Question

In the given figure, AB and CD are two chords of a circle, intersecting each other at a point E.
Prove that ∠AEC = $\frac{1}{2}$(angle subtended by arc CXA at the centre + angle subtended by arc DYB at the centre).

Answer 1

Join AD


We know that the angle subtended by an arc of a circle at the centre is double the angle subtended by it on the remaining part of the circle.

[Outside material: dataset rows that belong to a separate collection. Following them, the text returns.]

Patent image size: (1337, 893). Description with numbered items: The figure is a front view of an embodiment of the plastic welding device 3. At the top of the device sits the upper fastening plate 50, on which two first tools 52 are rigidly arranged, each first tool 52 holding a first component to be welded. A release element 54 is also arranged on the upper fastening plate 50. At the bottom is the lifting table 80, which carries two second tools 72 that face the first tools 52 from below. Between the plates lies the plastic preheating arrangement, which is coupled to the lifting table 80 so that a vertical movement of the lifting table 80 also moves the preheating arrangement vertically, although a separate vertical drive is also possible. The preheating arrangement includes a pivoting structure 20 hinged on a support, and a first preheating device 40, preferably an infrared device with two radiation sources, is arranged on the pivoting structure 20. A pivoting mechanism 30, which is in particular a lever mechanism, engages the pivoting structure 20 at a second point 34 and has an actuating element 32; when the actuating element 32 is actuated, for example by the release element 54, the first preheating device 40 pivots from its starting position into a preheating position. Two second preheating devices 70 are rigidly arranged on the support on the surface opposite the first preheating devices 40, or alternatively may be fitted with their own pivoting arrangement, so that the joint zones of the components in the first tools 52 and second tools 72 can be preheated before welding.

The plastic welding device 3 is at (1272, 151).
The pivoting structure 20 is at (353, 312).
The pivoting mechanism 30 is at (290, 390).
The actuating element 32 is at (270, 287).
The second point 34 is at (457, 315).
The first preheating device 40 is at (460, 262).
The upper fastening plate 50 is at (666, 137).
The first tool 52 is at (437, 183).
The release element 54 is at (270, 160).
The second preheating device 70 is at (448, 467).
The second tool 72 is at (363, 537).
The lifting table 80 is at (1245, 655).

Here, arc AXC subtends ∠AOC at the centre and ∠ADC at D on the circle.

∴ ∠AOC = 2∠ADC
⇒ $\angle ADC=\frac{1}{2}\left(\angle AOC\right)$ ...(1)

Also, arc DYB subtends ∠DOB at the centre and ∠DAB at A on the circle.

∴ ∠DOB = 2∠DAB
⇒ $\angle DAB=\frac{1}{2}\left(\angle DOB\right)$ ...(2)

Now, in ∆ADE,
∠AEC = ∠ADC + ∠DAB (Exterior angle)
⇒ ∠AEC = $\frac{1}{2}\left(\angle AOC+\angle DOB\right)$ (from (1) and (2))

Hence, ∠AEC = $\frac{1}{2}$(angle subtended by arc CXA at the centre + angle subtended by arc DYB at the centre).